The movie is not a biography, but rather tells the story of the last few months of Lincoln's life, when he was focused, first and foremost, on passage of the 13th amendment to the US Constitution abolishing slavery through a recalcitrant House of Representatives.  Sound familiar?  At the same time, Lincoln attempted to arrange the terms to end the bloody Civil War, and, in his personal life, he dealt with his emotionally fragile wife, who had already lost two sons, and strongly opposed her son Robert's determination to join the war effort.  As all the photographs of the day portray Lincoln, he was a man who bore heavy burdens.

As I watched the movie, I was carried through the history of the United States back to its beginning and forward to the present day.  We reap the bitter harvest now of our foundation as the "land of the free" with the dark stain of slavery intact.  Democracy was and is a messy form of government, which hardly ever gets things quite right, but what other form is better?

Another thought came to mind: whether consciously or unconsciously, President Obama may quite often use Lincoln as his model for how to be president.  Although the two men, Lincoln and Obama, are quite different characters and personalities, I see similarities in the manner that they conducted themselves in office.

Oh, and how in heaven's name did the Republican Party of Lincoln's day come to be the Republican Party of today?  As I pondered the answer to the question, a quick series of historical flashbacks all the way back to the beginning of our history gave me an overview of how the transformation took place.  Up until today, we still wrestle with the consequences of the institution of slavery embedded in the foundation of our country.

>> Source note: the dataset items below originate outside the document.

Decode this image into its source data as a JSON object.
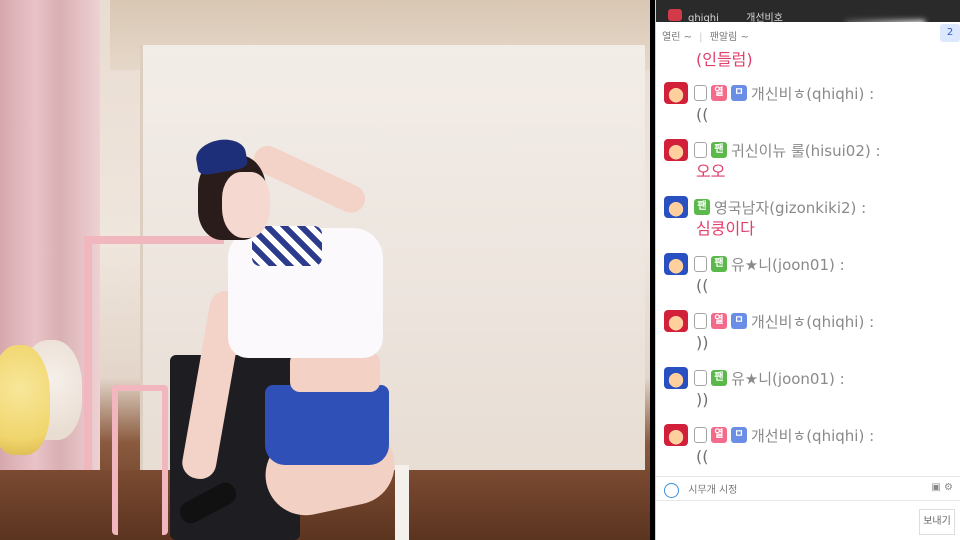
{
  "chat": {
    "header_rows": [
      {
        "name": "",
        "nick": ""
      },
      {
        "name": "qhiqhi",
        "nick": "개선비호"
      }
    ],
    "top_right_badge": "2",
    "toolbar": {
      "items": [
        "열린 ~",
        "팬알림 ~"
      ]
    },
    "messages": [
      {
        "avatar": "red",
        "badges": [],
        "nick": "",
        "text": "(인들럼)"
      },
      {
        "avatar": "red",
        "badges": [
          "phone",
          "fan",
          "sub"
        ],
        "nick": "개신비ㅎ(qhiqhi) :",
        "text": "(("
      },
      {
        "avatar": "red",
        "badges": [
          "phone",
          "green"
        ],
        "nick": "귀신이뉴 룰(hisui02) :",
        "text": "오오"
      },
      {
        "avatar": "blue",
        "badges": [
          "green"
        ],
        "nick": "영국남자(gizonkiki2) :",
        "text": "심쿵이다"
      },
      {
        "avatar": "blue",
        "badges": [
          "phone",
          "green"
        ],
        "nick": "유★니(joon01) :",
        "text": "(("
      },
      {
        "avatar": "red",
        "badges": [
          "phone",
          "fan",
          "sub"
        ],
        "nick": "개신비ㅎ(qhiqhi) :",
        "text": "))"
      },
      {
        "avatar": "blue",
        "badges": [
          "phone",
          "green"
        ],
        "nick": "유★니(joon01) :",
        "text": "))"
      },
      {
        "avatar": "red",
        "badges": [
          "phone",
          "fan",
          "sub"
        ],
        "nick": "개선비ㅎ(qhiqhi) :",
        "text": "(("
      }
    ],
    "bottom_bar": {
      "left_label": "시무개 시정",
      "right_icons": "▣ ⚙"
    },
    "send_label": "보내기"
  },
  "badge_labels": {
    "phone": "",
    "fan": "열",
    "sub": "ㅁ",
    "green": "팬"
  }
}
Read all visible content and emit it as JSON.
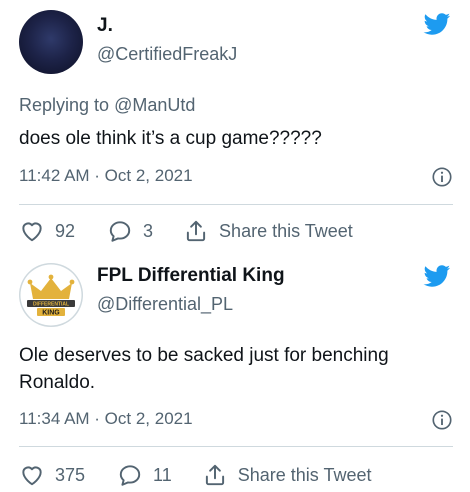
{
  "tweets": [
    {
      "author_name": "J.",
      "author_handle": "@CertifiedFreakJ",
      "reply_prefix": "Replying to",
      "reply_to": "@ManUtd",
      "text": "does ole think it’s a cup game?????",
      "timestamp": "11:42 AM · Oct 2, 2021",
      "likes": "92",
      "replies": "3",
      "share_label": "Share this Tweet"
    },
    {
      "author_name": "FPL Differential King",
      "author_handle": "@Differential_PL",
      "avatar_text_top": "DIFFERENTIAL",
      "avatar_text_bottom": "KING",
      "text": "Ole deserves to be sacked just for benching Ronaldo.",
      "timestamp": "11:34 AM · Oct 2, 2021",
      "likes": "375",
      "replies": "11",
      "share_label": "Share this Tweet"
    }
  ],
  "colors": {
    "twitter_blue": "#1d9bf0",
    "text_primary": "#0f1419",
    "text_secondary": "#536471",
    "divider": "#cfd9de",
    "crown_gold": "#e3b23c"
  },
  "icons": {
    "brand": "twitter-bird-icon",
    "info": "info-icon",
    "like": "heart-icon",
    "reply": "reply-bubble-icon",
    "share": "share-icon"
  }
}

A film that causes me think as seriously about the history of my country as "Lincoln" might well merit the designation of "great".    

Image from Wikipedia.

UPDATE: Tobias Haller wrote a splendid review of the film titled "Lincoln as Grand Opera", which is quite different from mine, though we both come to the same conclusion that "Lincoln" is a must-see movie.  Besides, Tobias' review is that of an expert as he was an actor in another life.